Tyk pump stopped working intermediately

Hi,

I have working setup of tyk gateway(5.0.0) & tyk pump(1.8).
It’s pushing analytics data to Kafka & Mongo db. Setup works as expected, but suddenly I see pump has stopped generating data. I restarted the pump containers & it started working. It happen couple of time.
I check the resources of pods, they are fine.

Below is the last log message:

time="Aug 31 14:07:58" level=warning msg="Pump Kafka Pump is taking more time than the value configured of purge_delay. You should try to set a timeout for this pump." prefix=main

Any idea or pointers how to debug this issue?

Hello @Sarvesh_Jain and welcome to the community :partying_face:

I remember seeing a similar issue like this. Depending on the severity, you may only loose the analytics record being written at that moment or you may loose further analytics because your pump instance would completely halt. A restart is usually the only way to recover the system, as you may have experienced.

From the logs it appears the Kafka pump is taking a while to complete write to your Kafka data sink. A potential cause of this could be that your Kafka back end was down at the time or experiencing some kind of network issue. The crux of the issue is that pump is finding it difficult to send analytics data to your target.

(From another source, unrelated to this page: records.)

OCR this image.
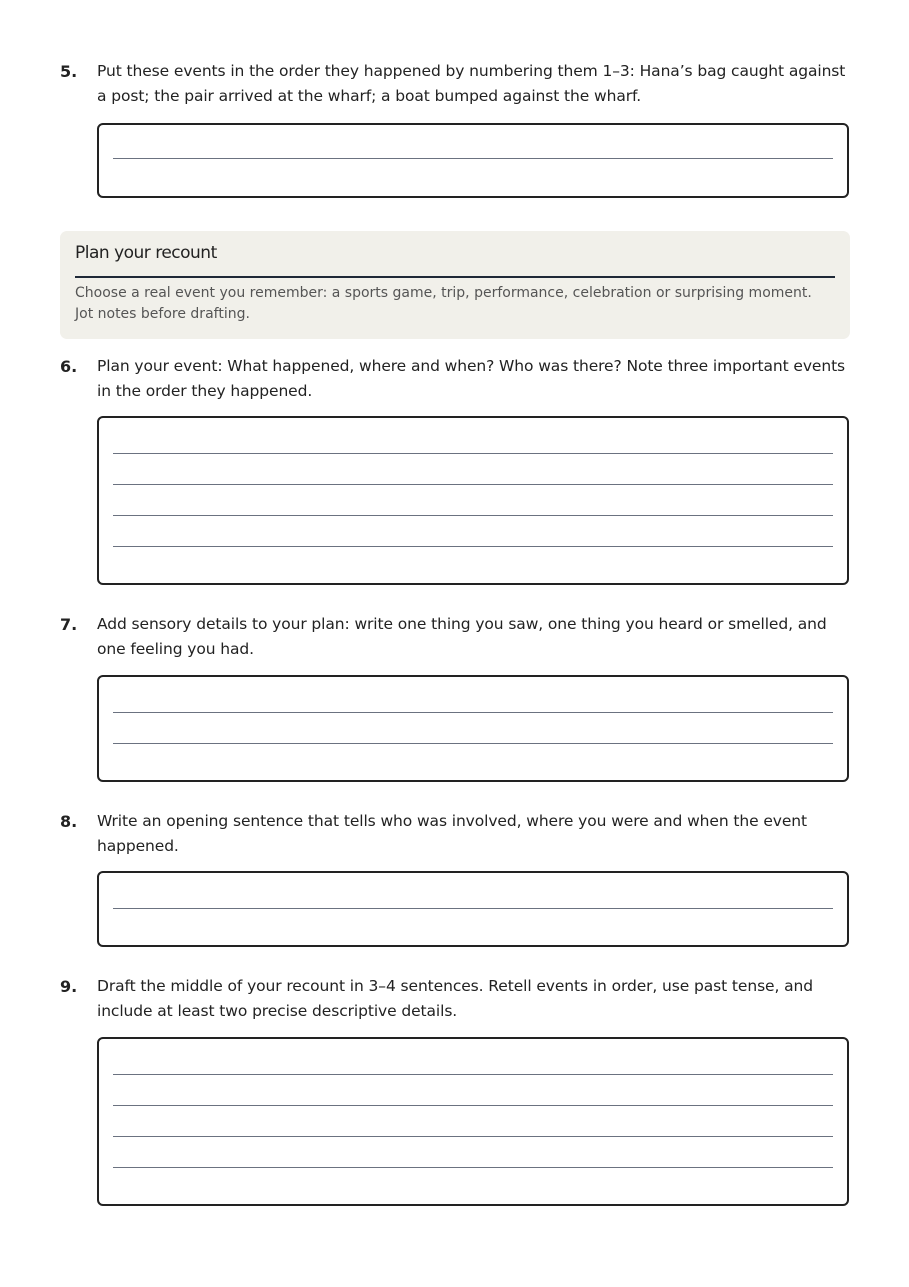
5. Put these events in the order they happened by numbering them 1–3: Hana’s bag caught against a post; the pair arrived at the wharf; a boat bumped against the wharf.
Plan your recount
Choose a real event you remember: a sports game, trip, performance, celebration or surprising moment. Jot notes before drafting.
6. Plan your event: What happened, where and when? Who was there? Note three important events in the order they happened.
7. Add sensory details to your plan: write one thing you saw, one thing you heard or smelled, and one feeling you had.
8. Write an opening sentence that tells who was involved, where you were and when the event happened.
9. Draft the middle of your recount in 3–4 sentences. Retell events in order, use past tense, and include at least two precise descriptive details.
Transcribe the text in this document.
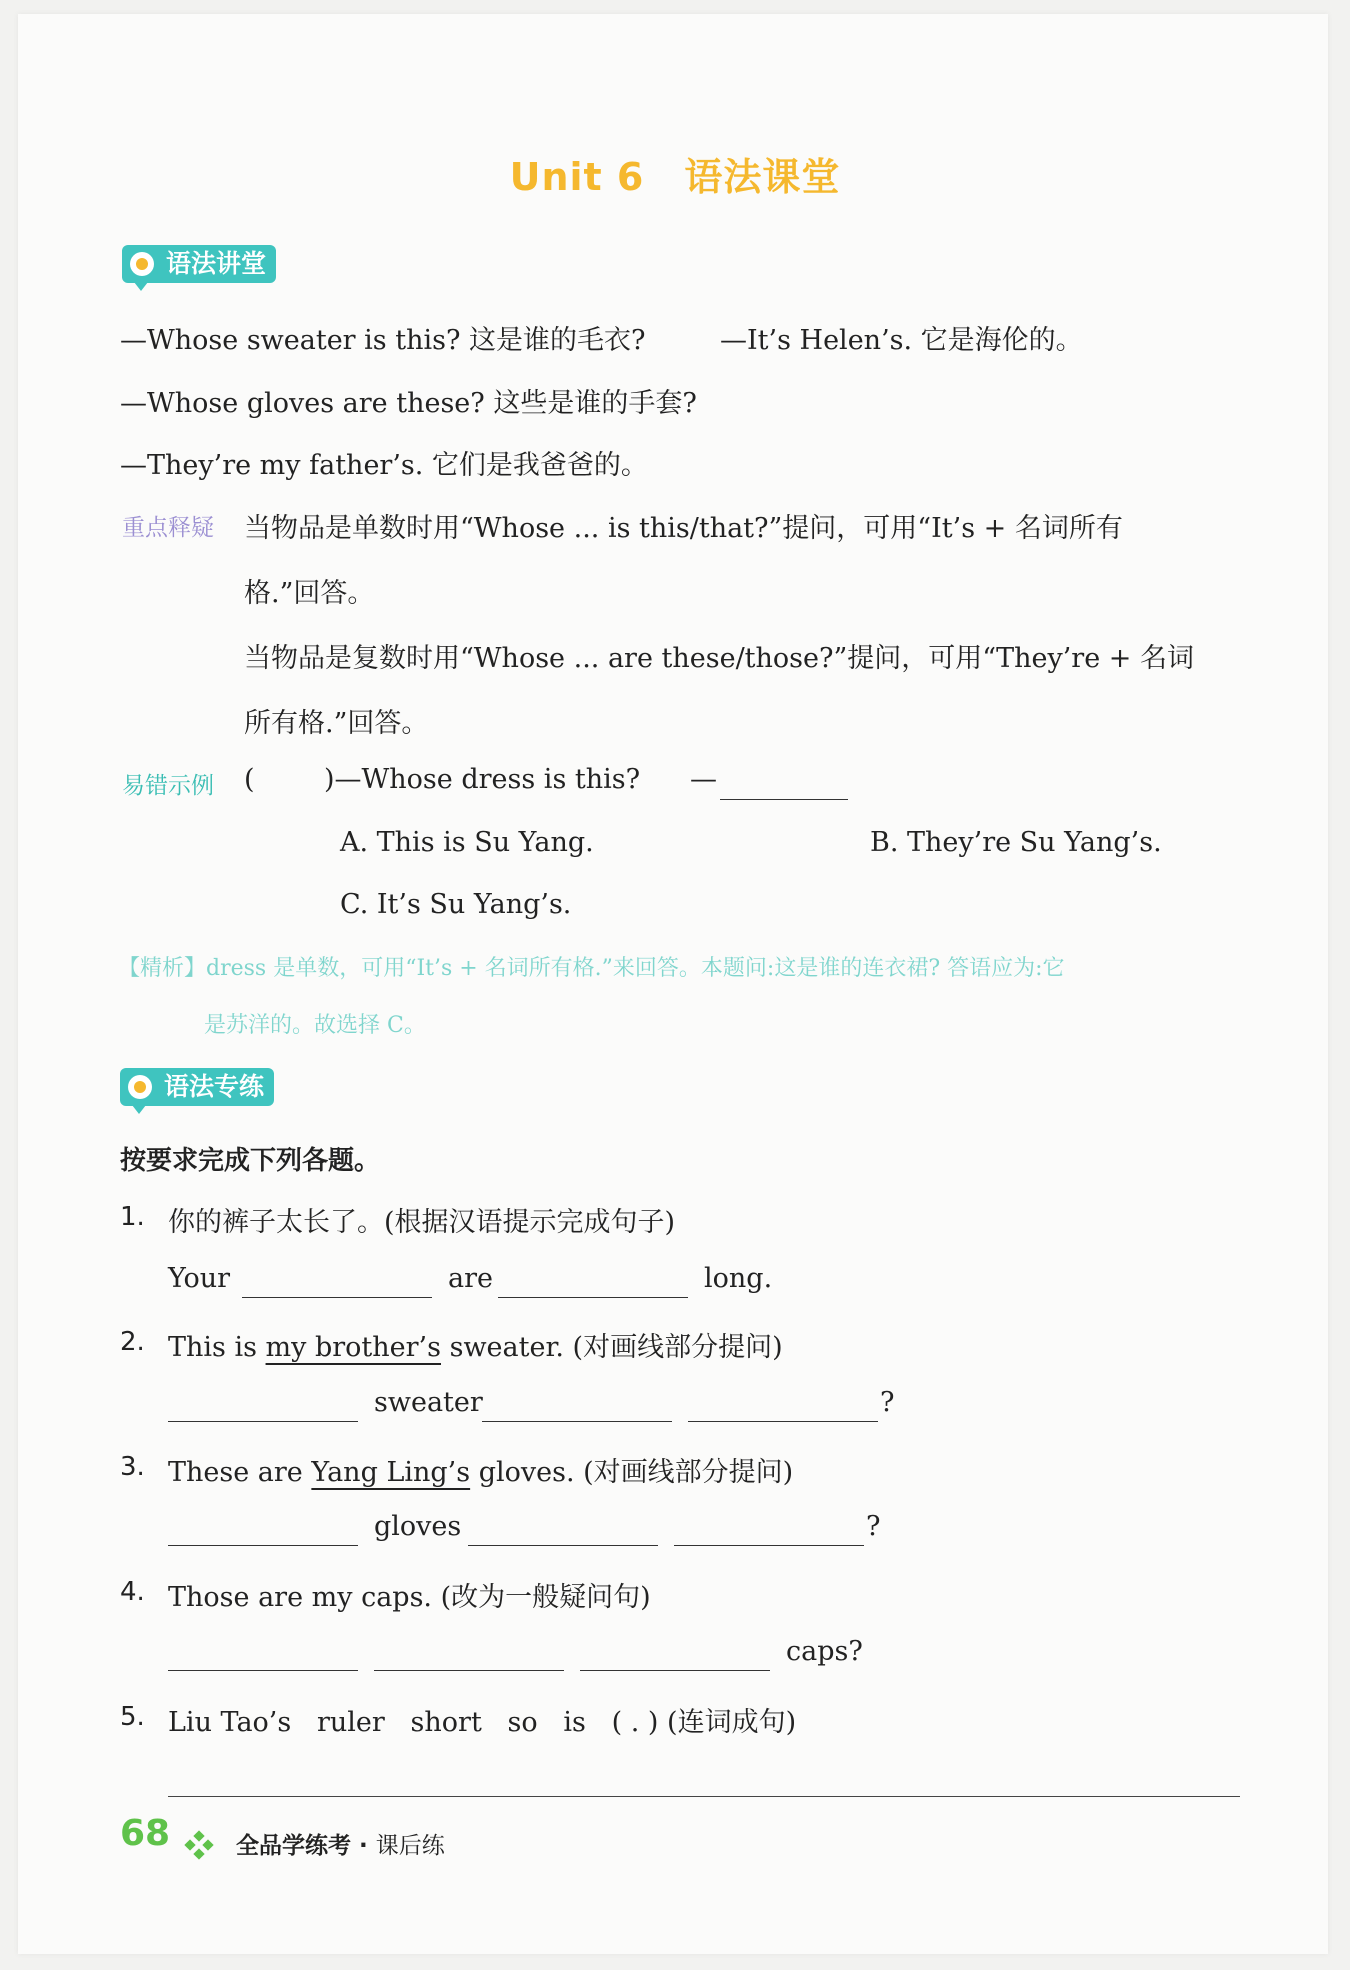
Unit 6 语法课堂
语法讲堂
—Whose sweater is this? 这是谁的毛衣?	—It’s Helen’s. 它是海伦的。
—Whose gloves are these? 这些是谁的手套?
—They’re my father’s. 它们是我爸爸的。
重点释疑 当物品是单数时用“Whose ... is this/that?”提问，可用“It’s + 名词所有
格.”回答。
当物品是复数时用“Whose ... are these/those?”提问，可用“They’re + 名词
所有格.”回答。
易错示例 (	)—Whose dress is this? —
A. This is Su Yang.	B. They’re Su Yang’s.
C. It’s Su Yang’s.
【精析】dress 是单数，可用“It’s + 名词所有格.”来回答。本题问:这是谁的连衣裙? 答语应为:它
是苏洋的。故选择 C。
语法专练
按要求完成下列各题。
1. 你的裤子太长了。(根据汉语提示完成句子)
Your	are	long.
2. This is my brother’s sweater. (对画线部分提问)
sweater	?
3. These are Yang Ling’s gloves. (对画线部分提问)
gloves	?
4. Those are my caps. (改为一般疑问句)
caps?
5. Liu Tao’s   ruler   short   so   is   ( . ) (连词成句)
68	全品学练考 · 课后练
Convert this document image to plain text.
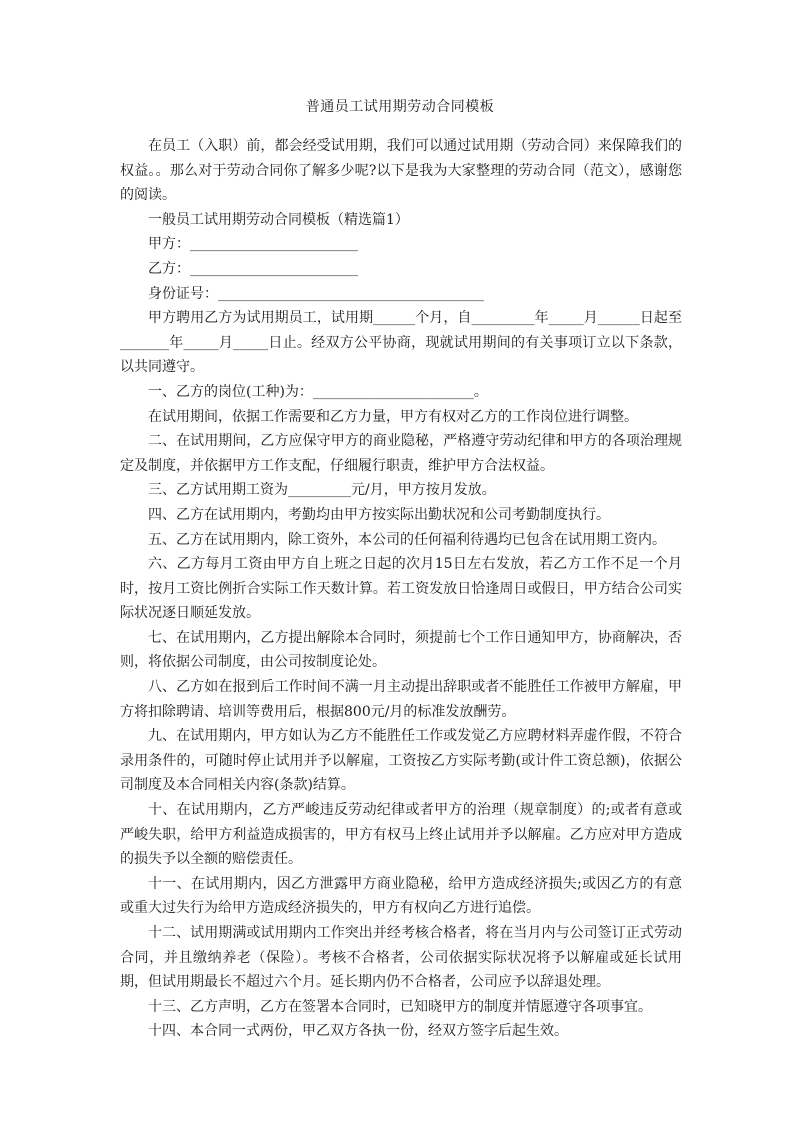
普通员工试用期劳动合同模板

在员工（入职）前，都会经受试用期，我们可以通过试用期（劳动合同）来保障我们的权益。。那么对于劳动合同你了解多少呢?以下是我为大家整理的劳动合同（范文），感谢您的阅读。

一般员工试用期劳动合同模板（精选篇1）

甲方：________________________

乙方：________________________

身份证号：______________________________________

甲方聘用乙方为试用期员工，试用期______个月，自_________年_____月______日起至_______年_____月_____日止。经双方公平协商，现就试用期间的有关事项订立以下条款，以共同遵守。

一、乙方的岗位(工种)为：_______________________。

在试用期间，依据工作需要和乙方力量，甲方有权对乙方的工作岗位进行调整。

二、在试用期间，乙方应保守甲方的商业隐秘，严格遵守劳动纪律和甲方的各项治理规定及制度，并依据甲方工作支配，仔细履行职责，维护甲方合法权益。

三、乙方试用期工资为_________元/月，甲方按月发放。

四、乙方在试用期内，考勤均由甲方按实际出勤状况和公司考勤制度执行。

五、乙方在试用期内，除工资外，本公司的任何福利待遇均已包含在试用期工资内。

六、乙方每月工资由甲方自上班之日起的次月15日左右发放，若乙方工作不足一个月时，按月工资比例折合实际工作天数计算。若工资发放日恰逢周日或假日，甲方结合公司实际状况逐日顺延发放。

七、在试用期内，乙方提出解除本合同时，须提前七个工作日通知甲方，协商解决，否则，将依据公司制度，由公司按制度论处。

八、乙方如在报到后工作时间不满一月主动提出辞职或者不能胜任工作被甲方解雇，甲方将扣除聘请、培训等费用后，根据800元/月的标准发放酬劳。

九、在试用期内，甲方如认为乙方不能胜任工作或发觉乙方应聘材料弄虚作假，不符合录用条件的，可随时停止试用并予以解雇，工资按乙方实际考勤(或计件工资总额)，依据公司制度及本合同相关内容(条款)结算。

十、在试用期内，乙方严峻违反劳动纪律或者甲方的治理（规章制度）的;或者有意或严峻失职，给甲方利益造成损害的，甲方有权马上终止试用并予以解雇。乙方应对甲方造成的损失予以全额的赔偿责任。

十一、在试用期内，因乙方泄露甲方商业隐秘，给甲方造成经济损失;或因乙方的有意或重大过失行为给甲方造成经济损失的，甲方有权向乙方进行追偿。

十二、试用期满或试用期内工作突出并经考核合格者，将在当月内与公司签订正式劳动合同，并且缴纳养老（保险）。考核不合格者，公司依据实际状况将予以解雇或延长试用期，但试用期最长不超过六个月。延长期内仍不合格者，公司应予以辞退处理。

十三、乙方声明，乙方在签署本合同时，已知晓甲方的制度并情愿遵守各项事宜。

十四、本合同一式两份，甲乙双方各执一份，经双方签字后起生效。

As the logs mentions, you would need to set a timeout value. I recommend setting a timeout value for both pump and the Kafka engine responsible for writing the data

Note
Please observe that the Kafka engine timeout is in duration and not int. Meaning the 4s, 1m, and 100ms are valid values (a fix to sync the type of the timeout values across the board is coming out in pump v1.8.2 out in pump v1.8.3).

Also ensure that purge_delay > pump_timeout > kafka_engine_timeout

Let us know if this helps